Prior to that last change, employers typically ended coverage for employees' children at age 18 or 19, or 23 or 24 if a full-time college student.


ACA Makes Tax Season Tougher For Small Companies

Original post insurancenewsnet.com

As more requirements of the health care law take effect, income tax filing season becomes more complex for small businesses.

Companies required to offer health insurance have new forms to complete providing details of their coverage. Owners whose payrolls have hovered around the threshold where insurance is mandatory need to be sure their coverage — if they offered it last year — was sufficient to avoid penalties.

Here are some of the issues related to the health care law that small businesses need to be aware of:

HOW MANY EMPLOYEES DO YOU HAVE?

Companies with 100 or more workers were required to offer affordable health insurance to employees and their dependents, but not their spouses, starting in 2015. Businesses with 50 to 99 workers must offer coverage starting this year; those with under 50 are exempt.

Owners who were on the hook for affordable insurance last year but didn't provide it may face thousands of dollars in penalties — $2,000 per employee per year, not counting the first 80 employees for the 2015 tax year, and the first 30 for 2016. So it's critical for them to know what their head count was — and many may not realize the calculations are based on a company's 2014 payroll, not 2015.

Here's where it gets complicated: Part-time workers and those fired during the course of the year can all be counted toward the threshold where coverage is required. So can some seasonal workers.

Part-timers work fewer than 30 hours a week under the health care law. They must be counted toward what are called full-time equivalent workers. If, for example, a company has two people who each work an average 15 hours a week, they count as one full-time equivalent employee working 30 hours. A company with 30 full-timers and 40 part-timers who average 15 hours a week each has 50 full-time equivalent workers and is required to offer insurance.

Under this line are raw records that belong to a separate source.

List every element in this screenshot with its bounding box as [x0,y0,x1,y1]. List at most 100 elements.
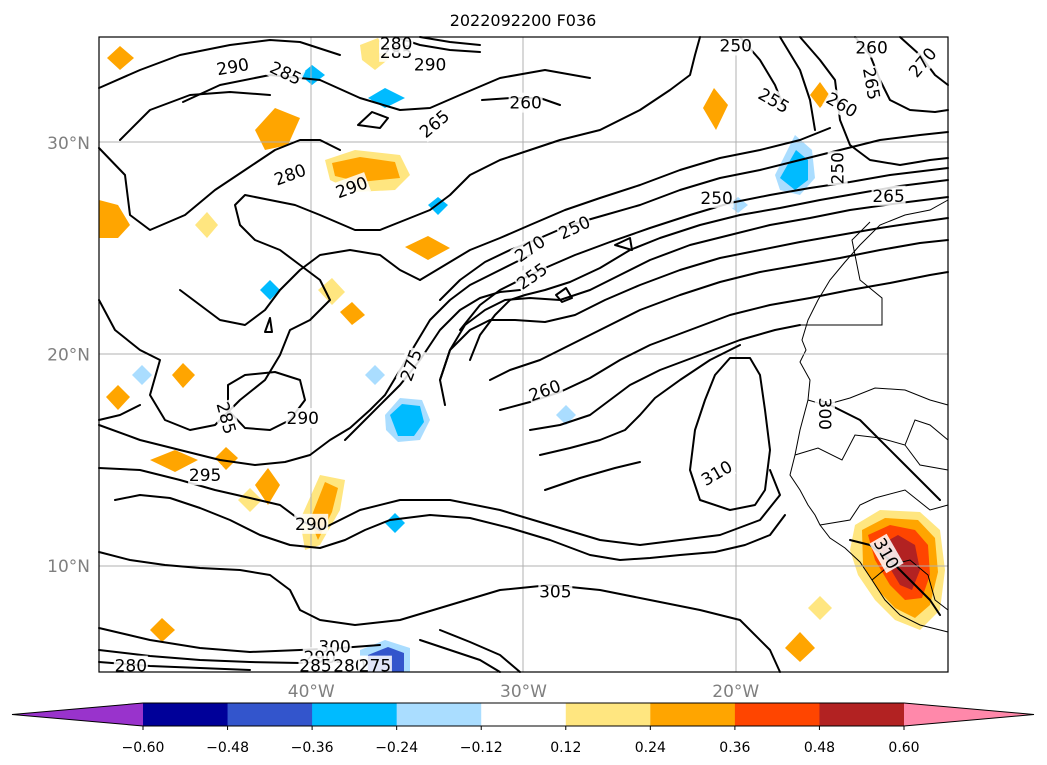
contour-line [799,36,949,166]
colorbar-extend-low [12,703,143,726]
contour-label: 290 [295,515,327,535]
x-tick-label: 40°W [288,682,335,702]
x-tick-labels: 40°W 30°W 20°W [288,682,760,702]
contour-label-bg [298,655,333,676]
contour-line [779,36,816,131]
warm-spot [172,363,195,388]
contour-label: 295 [189,466,221,486]
colorbar-tick-label: 0.60 [888,740,919,756]
contour-label-bg [395,345,427,385]
contour-label-group: 295 [188,465,223,486]
contour-line [539,344,741,456]
border [794,434,949,471]
contour-label: 305 [539,583,571,603]
contour-line [439,131,949,301]
contour-label-group: 290 [294,513,329,535]
contour-label-bg [508,92,543,113]
contour-line [182,69,591,111]
warm-spot [318,278,345,305]
warm-spot [340,302,365,325]
colorbar-tick-label: 0.12 [550,740,581,756]
contour-label-bg [285,408,320,428]
contour-line [439,217,949,406]
colorbar-tick-label: 0.24 [635,740,666,756]
contour-label-bg [212,398,241,438]
contour-label-bg [294,513,329,534]
warm-spot [106,385,130,410]
warm-spot [332,157,400,182]
contour-line [419,127,831,281]
colorbar-segment [734,703,820,726]
contour-label-group: 290 [285,408,320,429]
contour-label-bg [554,211,595,244]
contour-label: 285 [299,657,331,677]
contour-label: 265 [872,187,904,207]
colorbar: −0.60 −0.48 −0.36 −0.24 −0.12 0.12 0.24 0.36 0.4… [11,702,1035,756]
contour-label: 250 [829,152,849,184]
colorbar-segment [143,703,229,726]
contour-label-group: 250 [718,35,753,56]
warm-spot [255,108,300,150]
colorbar-segment [565,703,651,726]
cold-spot [260,280,280,300]
contour-label-group: 290 [214,53,252,80]
border [819,489,949,526]
contour-label-bg [525,375,565,406]
border [800,221,883,326]
contour-label-group: 280 [113,655,148,677]
contour-label-bg [696,455,737,491]
colorbar-tick-label: 0.36 [719,740,750,756]
contour-line [264,317,273,333]
colorbar-segment [312,703,398,726]
contour-line [98,467,781,546]
colorbar-segment [650,703,736,726]
cold-spot [365,365,385,385]
warm-spot [99,200,130,238]
contour-line [98,404,141,421]
contour-label: 250 [700,189,732,209]
contour-label-group: 260 [854,37,889,59]
contour-label-group: 275 [357,655,392,677]
contour-label-bg [214,53,252,80]
chart-title: 2022092200 F036 [450,11,597,30]
contour-label-bg [718,35,753,56]
contour-line [419,639,501,673]
contour-label-bg [699,187,734,208]
contour-label-bg [266,56,306,90]
contour-label: 280 [380,34,412,54]
contour-label-group: 305 [538,581,573,603]
contour-label: 250 [720,36,752,56]
contour-label-bg [113,655,148,676]
colorbar-tick-label: −0.60 [122,740,165,756]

Another wrinkle: Owners with multiple companies that combined have 50 or more workers may be required to offer insurance, even if each of the individual companies has fewer than 50.

NEW TAX FORMS

Starting this year, businesses required to comply with the health care law must complete forms that detail the cost of their coverage and the names and Social Security numbers of employees and their dependents. The government will use the information to determine whether a company provided coverage that was affordable under the law, or whether it must pay a penalty.

Accountants have described the forms as labor-intensive, because they require information from a number of sources including payroll and health insurance records. Many companies have had to hire workers or payroll services to complete the forms.

The IRS, recognizing the forms' complexity, has extended the deadlines for the forms to be filed. Forms 1095-B and 1095-C, which must be given to workers, are now due March 31. Forms 1094-B and 1094-C, required to be filed with the IRS, are due by May 31 if they're not being submitted on paper, and June 30 if filed online.

WELL-INTENTIONED BUT ILLEGAL

Some employers with fewer than 50 workers and who don't offer insurance have tried to help staffers with the costs of coverage by giving them money toward their premiums, with the intention that the money will be tax-free. That could get owners into expensive trouble with the IRS — they can be fined $100 per day per employee receiving the money, a total of $36,500 per year for each worker.

The problem is that some employers treat this money as a health benefit, but it's not coverage that complies with the law. So they can be penalized.

Companies can help employees with their premium costs by giving them a raise or a more traditional bonus, says Mark Luscombe, a tax analyst with the business information company Wolters Kluwer. That means withholding income and what's known as payroll taxes — Social Security and Medicare — from employees' paychecks, and for companies to pay their payroll tax share.